Combate ao abuso infantil exige escuta qualificada, mobilização social e canais de denúncia eficazes
Durante as palestras e participações, foram apresentados dados alarmantes: a maioria dos casos de abuso sexual contra crianças e adolescentes ocorre no ambiente doméstico ou no convívio familiar. Especialistas alertaram que muitas vítimas demoram anos para conseguir relatar as agressões sofridas, o que evidencia a necessidade de um olhar mais atento da sociedade e das instituições.
Os participantes destacaram a importância da escuta qualificada, do fortalecimento dos conselhos tutelares e da formação continuada dos profissionais que integram a rede de proteção. “É preciso que a criança seja ouvida com respeito e acolhimento, por pessoas preparadas para lidar com essa situação tão delicada”, reforçou uma das especialistas presentes.
A Campanha “Faça Bonito” foi amplamente discutida como uma importante ferramenta de mobilização social. Criada em 2000, a iniciativa tem como símbolo uma flor amarela — representação da fragilidade da infância e da urgência em protegê-la. Entre as ações promovidas estão atividades educativas em escolas, capacitações para agentes públicos, divulgação de canais de denúncia e eventos voltados à conscientização da população.
Outro ponto de destaque foi o papel do Disque 100, canal nacional de denúncias de violações de direitos humanos. De fácil acesso, o serviço permite o registro anônimo de denúncias e tem papel fundamental na interrupção dos ciclos de violência.
Grupo de danças do CEINFA
A audiência também contou com um momento cultural: uma apresentação artística realizada por crianças e adolescentes, alunas do grupo de danças do Centro de Integração da Família (Ceinfa), do bairro Olaria, em Aracaju. A performance “A mecânica do coração” emocionou o público e reforçou a importância da arte como ferramenta de expressão e superação.

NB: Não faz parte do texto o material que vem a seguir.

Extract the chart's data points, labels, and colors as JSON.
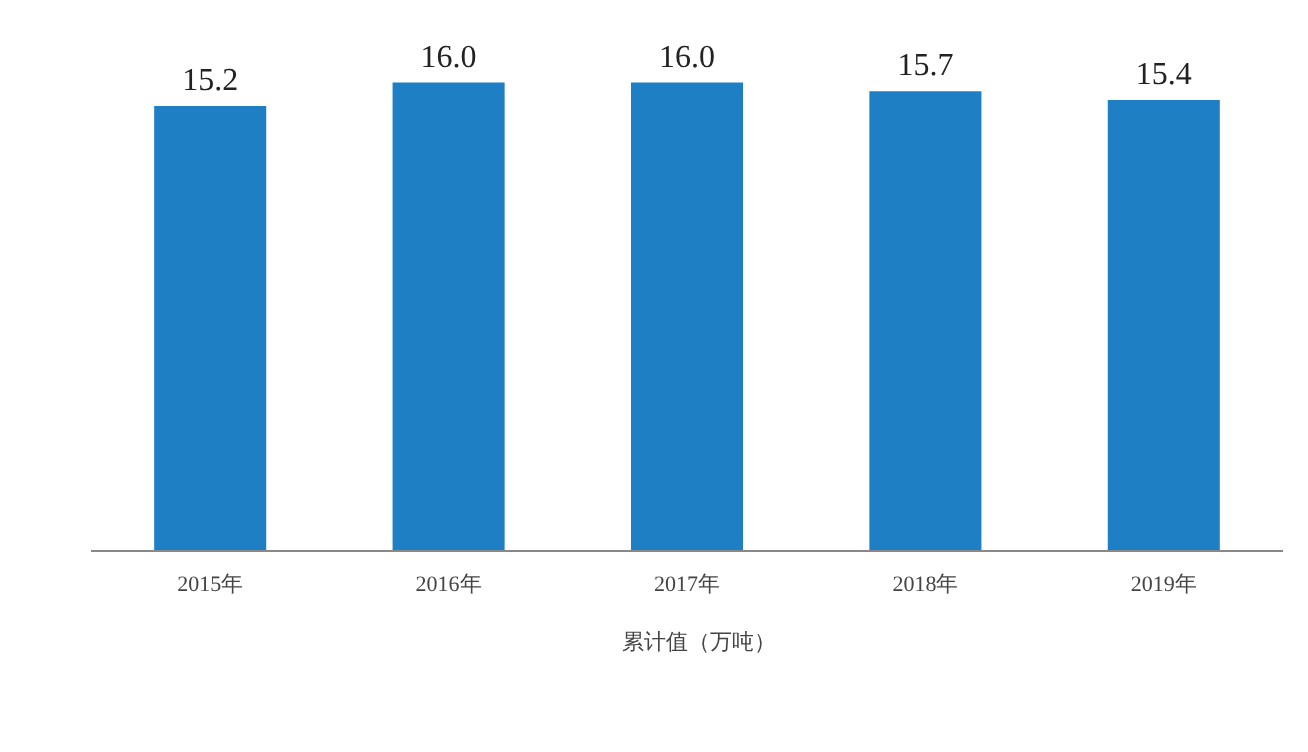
{
  "chart_data": {
    "type": "bar",
    "categories": [
      "2015年",
      "2016年",
      "2017年",
      "2018年",
      "2019年"
    ],
    "series": [
      {
        "name": "累计值（万吨）",
        "color": "#1f7fc4",
        "values": [
          15.2,
          16.0,
          16.0,
          15.7,
          15.4
        ],
        "value_labels": [
          "15.2",
          "16.0",
          "16.0",
          "15.7",
          "15.4"
        ]
      }
    ],
    "tick_labels": "x",
    "legend": "bottom"
  }
}
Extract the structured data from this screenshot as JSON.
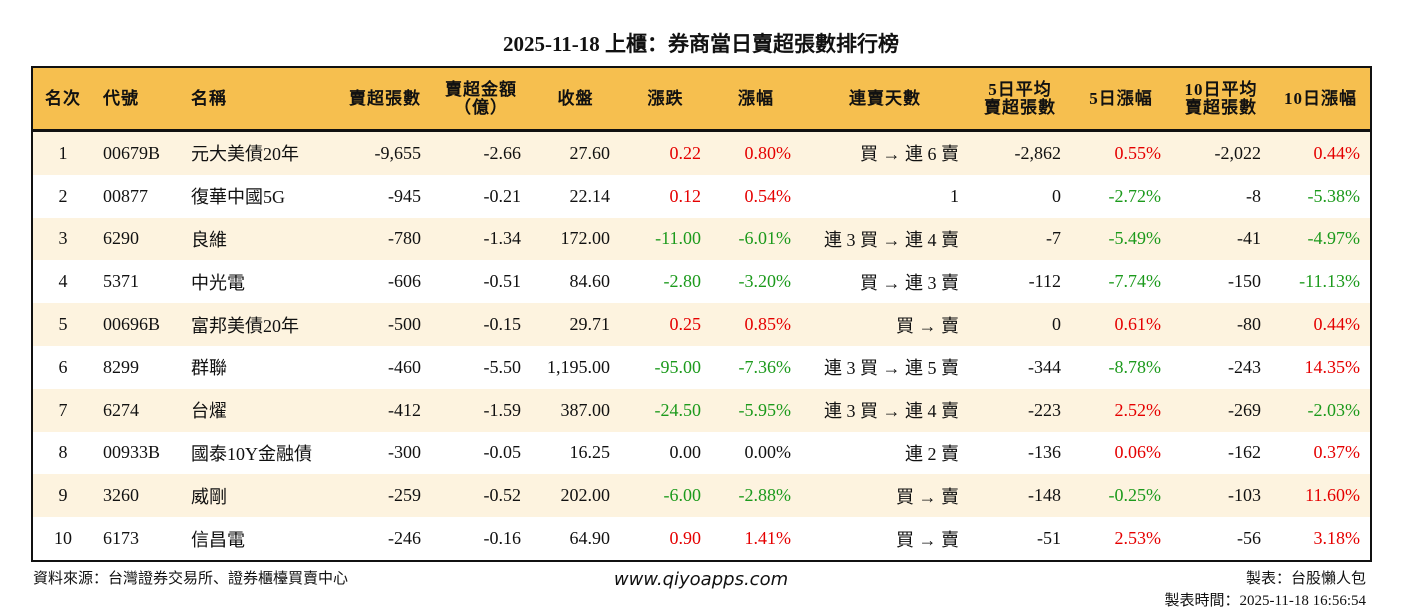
{
  "title": "2025-11-18 上櫃：券商當日賣超張數排行榜",
  "colors": {
    "header_bg": "#F6BF4F",
    "odd_row_bg": "#FDF3DF",
    "up": "#e50000",
    "down": "#1c9a1c"
  },
  "columns": [
    "名次",
    "代號",
    "名稱",
    "賣超張數",
    "賣超金額\n（億）",
    "收盤",
    "漲跌",
    "漲幅",
    "連賣天數",
    "5日平均\n賣超張數",
    "5日漲幅",
    "10日平均\n賣超張數",
    "10日漲幅"
  ],
  "rows": [
    [
      "1",
      "00679B",
      "元大美債20年",
      "-9,655",
      "-2.66",
      "27.60",
      "0.22",
      "0.80%",
      "買 → 連 6 賣",
      "-2,862",
      "0.55%",
      "-2,022",
      "0.44%"
    ],
    [
      "2",
      "00877",
      "復華中國5G",
      "-945",
      "-0.21",
      "22.14",
      "0.12",
      "0.54%",
      "1",
      "0",
      "-2.72%",
      "-8",
      "-5.38%"
    ],
    [
      "3",
      "6290",
      "良維",
      "-780",
      "-1.34",
      "172.00",
      "-11.00",
      "-6.01%",
      "連 3 買 → 連 4 賣",
      "-7",
      "-5.49%",
      "-41",
      "-4.97%"
    ],
    [
      "4",
      "5371",
      "中光電",
      "-606",
      "-0.51",
      "84.60",
      "-2.80",
      "-3.20%",
      "買 → 連 3 賣",
      "-112",
      "-7.74%",
      "-150",
      "-11.13%"
    ],
    [
      "5",
      "00696B",
      "富邦美債20年",
      "-500",
      "-0.15",
      "29.71",
      "0.25",
      "0.85%",
      "買 → 賣",
      "0",
      "0.61%",
      "-80",
      "0.44%"
    ],
    [
      "6",
      "8299",
      "群聯",
      "-460",
      "-5.50",
      "1,195.00",
      "-95.00",
      "-7.36%",
      "連 3 買 → 連 5 賣",
      "-344",
      "-8.78%",
      "-243",
      "14.35%"
    ],
    [
      "7",
      "6274",
      "台燿",
      "-412",
      "-1.59",
      "387.00",
      "-24.50",
      "-5.95%",
      "連 3 買 → 連 4 賣",
      "-223",
      "2.52%",
      "-269",
      "-2.03%"
    ],
    [
      "8",
      "00933B",
      "國泰10Y金融債",
      "-300",
      "-0.05",
      "16.25",
      "0.00",
      "0.00%",
      "連 2 賣",
      "-136",
      "0.06%",
      "-162",
      "0.37%"
    ],
    [
      "9",
      "3260",
      "威剛",
      "-259",
      "-0.52",
      "202.00",
      "-6.00",
      "-2.88%",
      "買 → 賣",
      "-148",
      "-0.25%",
      "-103",
      "11.60%"
    ],
    [
      "10",
      "6173",
      "信昌電",
      "-246",
      "-0.16",
      "64.90",
      "0.90",
      "1.41%",
      "買 → 賣",
      "-51",
      "2.53%",
      "-56",
      "3.18%"
    ]
  ],
  "footer": {
    "source": "資料來源：台灣證券交易所、證券櫃檯買賣中心",
    "website": "www.qiyoapps.com",
    "author": "製表：台股懶人包",
    "time": "製表時間：2025-11-18 16:56:54"
  }
}
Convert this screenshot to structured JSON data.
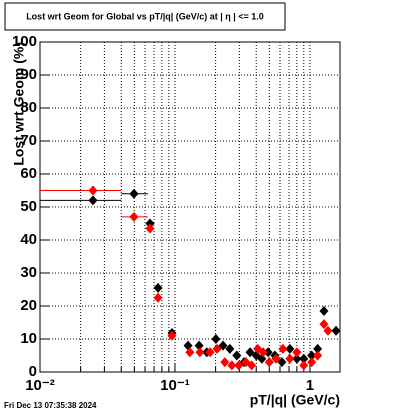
{
  "chart_data": {
    "type": "scatter",
    "title": "Lost wrt Geom for Global vs pT/|q| (GeV/c) at |  η  | <= 1.0",
    "x_label": "pT/|q| (GeV/c)",
    "y_label": "Lost wrt Geom (%)",
    "footer": "Fri Dec 13 07:35:38 2024",
    "log_x": true,
    "grid": true,
    "xlim": [
      0.01,
      1.67
    ],
    "ylim": [
      0,
      100
    ],
    "xticks": [
      {
        "value": 0.01,
        "label": "10⁻²"
      },
      {
        "value": 0.1,
        "label": "10⁻¹"
      },
      1
    ],
    "xminorticks": [
      0.02,
      0.03,
      0.04,
      0.05,
      0.06,
      0.07,
      0.08,
      0.09,
      0.2,
      0.3,
      0.4,
      0.5,
      0.6,
      0.7,
      0.8,
      0.9
    ],
    "yticks": [
      0,
      10,
      20,
      30,
      40,
      50,
      60,
      70,
      80,
      90,
      100
    ],
    "series": [
      {
        "color": "#000000",
        "x": [
          0.0247,
          0.0497,
          0.0653,
          0.0749,
          0.095,
          0.125,
          0.151,
          0.172,
          0.201,
          0.227,
          0.255,
          0.287,
          0.325,
          0.36,
          0.4,
          0.44,
          0.49,
          0.55,
          0.62,
          0.71,
          0.8,
          0.9,
          1.03,
          1.14,
          1.27,
          1.56
        ],
        "values": [
          52,
          54,
          45,
          25.5,
          11.8,
          8,
          8,
          6,
          10,
          8,
          7,
          5,
          3,
          6,
          5,
          4,
          6,
          5,
          3,
          7,
          4,
          4,
          5,
          7,
          18.5,
          12.5
        ],
        "x_low": [
          0.01,
          0.04,
          null,
          null,
          0.089,
          null,
          null,
          null,
          null,
          null,
          null,
          null,
          null,
          null,
          null,
          null,
          null,
          null,
          null,
          null,
          null,
          null,
          null,
          null,
          null,
          null
        ],
        "x_high": [
          0.04,
          0.063,
          null,
          null,
          0.1,
          null,
          null,
          null,
          null,
          null,
          null,
          null,
          null,
          null,
          null,
          null,
          null,
          null,
          null,
          null,
          null,
          null,
          null,
          null,
          null,
          null
        ]
      },
      {
        "color": "#ff0000",
        "x": [
          0.0247,
          0.0497,
          0.0653,
          0.0749,
          0.095,
          0.129,
          0.153,
          0.182,
          0.205,
          0.234,
          0.264,
          0.297,
          0.335,
          0.37,
          0.41,
          0.45,
          0.5,
          0.56,
          0.63,
          0.71,
          0.8,
          0.9,
          1.03,
          1.14,
          1.27,
          1.36
        ],
        "values": [
          55,
          47,
          43.5,
          22.5,
          11,
          6,
          6,
          6,
          7,
          3,
          2,
          2,
          3,
          2,
          7,
          6,
          3,
          4,
          7,
          4,
          6,
          2,
          3,
          5,
          14.5,
          12.5
        ],
        "x_low": [
          0.01,
          0.04,
          null,
          null,
          0.089,
          null,
          null,
          null,
          null,
          null,
          null,
          null,
          null,
          null,
          null,
          null,
          null,
          null,
          null,
          null,
          null,
          null,
          null,
          null,
          null,
          null
        ],
        "x_high": [
          0.04,
          0.063,
          null,
          null,
          0.1,
          null,
          null,
          null,
          null,
          null,
          null,
          null,
          null,
          null,
          null,
          null,
          null,
          null,
          null,
          null,
          null,
          null,
          null,
          null,
          null,
          null
        ]
      }
    ]
  }
}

Ao final, foi reiterada a importância da denúncia como primeiro passo para romper o ciclo da violência, garantir proteção às vítimas e assegurar a responsabilização dos agressores. A Assembleia Legislativa do Estado de Sergipe reafirma seu compromisso institucional com a formulação e o aprimoramento de políticas públicas, por meio da criação e ampliação de leis que fortaleçam a rede estadual de prevenção e enfrentamento à violência sexual contra crianças e adolescentes.